Great Falls typically sees about 60 inches of snowfall in the city during an entire snowy season, but 2019 is on track to be a year of shattered records — the city has seen more than 31 inches already, breaking a 35-year-old record, according to the National Weather Service’s Great Falls office.

National Weather Service meteorologist Christian Cassel recorded more than 10 inches of snow drifts in the parking lot of the NWS Great Falls office Monday, writing that it is “very difficult to impossible to navigate through.”

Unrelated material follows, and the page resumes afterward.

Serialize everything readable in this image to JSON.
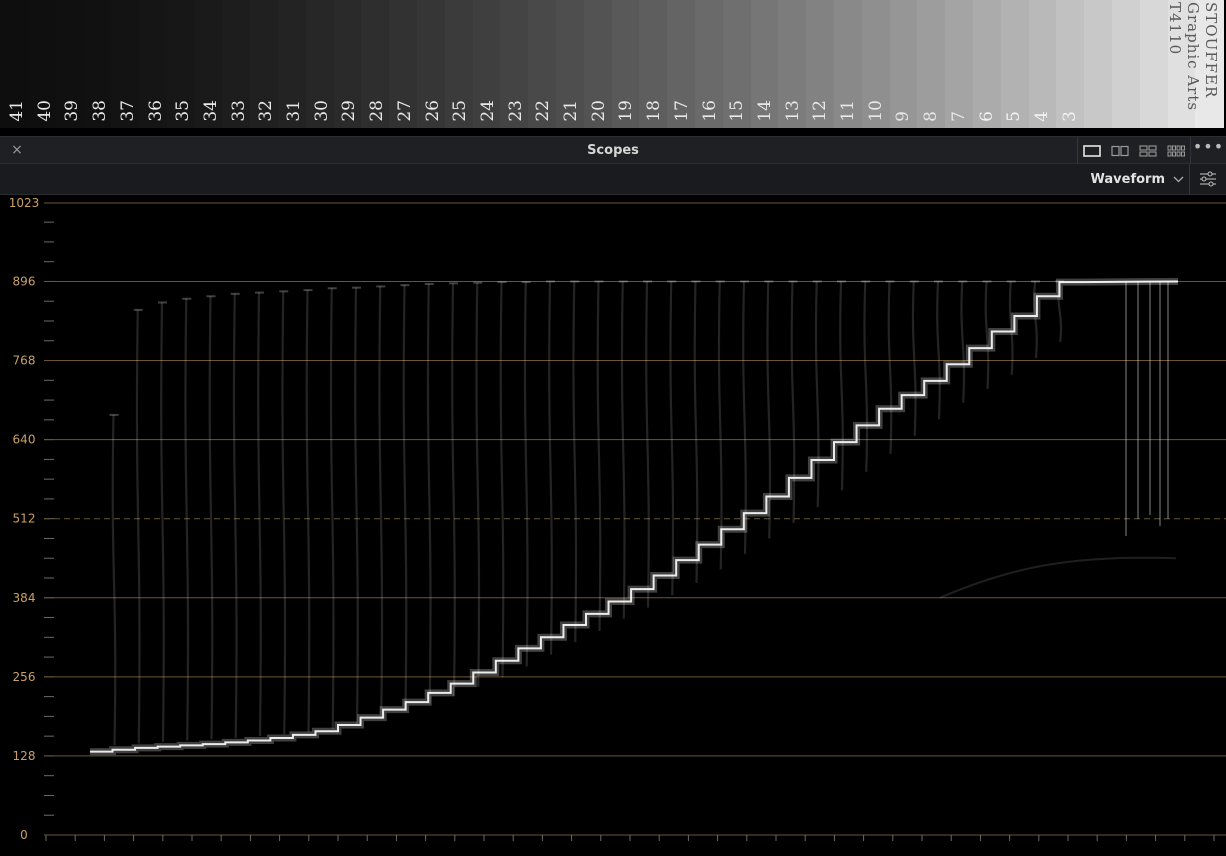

July 1 is effectively considered the official beginning of the snow year, and the 31.6 inches that were recorded in Great Falls from July 1 to Oct. 26 is the most snow Great Falls has seen in this time frame since 1984’s previous record of 18.1 inches.

"And we're not even to the end of October," Cassell told the Great Falls Tribune. "It should be pretty obvious if we continue on this pace we're definitely going to set a record for seasonal snowfall. I'm not predicting that, but if we continue on this pace we'll set the record."

Now the area is being rocked by frigid temperatures due to an Arctic cold front passing over the state Monday night, which is expected to continue until Wednesday morning.

The temperatures associated with the cold front may also break records — NWS Great Falls posted to its Facebook page warning that minimum temperatures Tuesday and Wednesday were predicted in the single digits above/below zero.

“These temperatures are 30+ degrees below seasonal averages and may be near record values for late October,” NWS Great Falls warned.

NWS Great Falls is reminding people to brush up on winter driving best practices before heading out into the record-breaking conditions.

This story was reported from Los Angeles.